While SUBSTRING() and LEFT() can often be used interchangeably for this task, LEFT() is generally more readable when we’re always starting from the first character. However, SUBSTRING() offers more flexibility if we need to start from a different position in the future.
When working with real-world data, we often encounter null values. It’s crucial to handle these gracefully to avoid errors or unexpected results. The COALESCE() function comes in handy here:
SELECT id, COALESCE(LEFT(name, 5), 'N/A') AS first_five_chars
FROM Student
LIMIT 5;
+------+------------------+
| id | first_five_chars |
+------+------------------+
| 1001 | John |
| 1003 | Rita |
| 1007 | Phili |
| 1010 | Saman |
| 1011 | Vikas |
+------+------------------+
5 rows in set (0.02 sec)
In this example, if a student’s name is null, we’ll see the ‘N/A’ instead of a null value in our results. This approach ensures our queries remain robust even when dealing with incomplete data.

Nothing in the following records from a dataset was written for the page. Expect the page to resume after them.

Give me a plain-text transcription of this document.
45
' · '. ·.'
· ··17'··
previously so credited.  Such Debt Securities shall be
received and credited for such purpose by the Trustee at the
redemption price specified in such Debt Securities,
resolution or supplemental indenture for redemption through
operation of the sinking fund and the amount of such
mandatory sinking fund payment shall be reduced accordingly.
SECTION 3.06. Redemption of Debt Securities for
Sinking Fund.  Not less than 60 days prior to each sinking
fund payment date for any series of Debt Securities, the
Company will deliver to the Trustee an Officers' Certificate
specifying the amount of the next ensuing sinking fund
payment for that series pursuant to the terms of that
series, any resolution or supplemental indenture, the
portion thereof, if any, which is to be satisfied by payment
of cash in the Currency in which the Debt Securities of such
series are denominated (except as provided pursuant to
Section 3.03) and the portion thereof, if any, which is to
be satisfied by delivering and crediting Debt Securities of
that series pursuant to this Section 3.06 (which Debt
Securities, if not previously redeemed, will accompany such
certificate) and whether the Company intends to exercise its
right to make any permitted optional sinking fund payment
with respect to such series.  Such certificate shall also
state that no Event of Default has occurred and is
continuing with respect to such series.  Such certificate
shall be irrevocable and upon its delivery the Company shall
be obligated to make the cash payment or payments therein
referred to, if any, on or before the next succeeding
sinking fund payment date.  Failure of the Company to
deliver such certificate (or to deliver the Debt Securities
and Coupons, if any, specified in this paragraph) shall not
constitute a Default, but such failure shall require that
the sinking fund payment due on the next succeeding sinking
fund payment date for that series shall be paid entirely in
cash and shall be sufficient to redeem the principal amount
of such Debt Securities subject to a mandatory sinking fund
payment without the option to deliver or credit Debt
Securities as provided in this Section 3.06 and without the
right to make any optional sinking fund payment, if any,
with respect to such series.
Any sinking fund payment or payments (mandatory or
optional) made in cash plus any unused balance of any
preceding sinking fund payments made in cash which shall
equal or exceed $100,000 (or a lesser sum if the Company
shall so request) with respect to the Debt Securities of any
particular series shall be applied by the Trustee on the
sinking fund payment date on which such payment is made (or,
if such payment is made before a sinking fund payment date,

Sometimes, we need to extract characters based on certain conditions. Let’s say we want to get the first three characters of Faculty names, but only for those in the Computer Science department:
SELECT id, LEFT(name, 3) AS name_start, department_id
FROM Faculty
WHERE department_id = (
SELECT id
FROM Department
WHERE name = 'Computer Science'
)
LIMIT 5;
+-----+------------+---------------+
| id | name_start | department_id |
+-----+------------+---------------+
| 111 | AV | 1 |
| 121 | Ris | 1 |
| 122 | Ris | 1 |
| 131 | Wll | 1 |
| 132 | Wll | 1 |
+-----+------------+---------------+
5 rows in set (0.03 sec)
This query demonstrates how we can combine string extraction with other SQL clauses to get more specific results. We use a subquery to find the Computer Science department_id, and then use that to filter our faculty members.
In this article, we’ve explored various techniques for extracting the first N characters of a value in SQL. We’ve seen how functions like SUBSTRING() and LEFT() can be powerful tools for string manipulation, and how we can handle null values and apply conditional logic to our extractions.
These techniques are more than just query tricks — they’re essential tools for data cleaning, normalization, and presentation. This ability to extract specific portions of strings is a valuable skill in any SQL developer’s kit.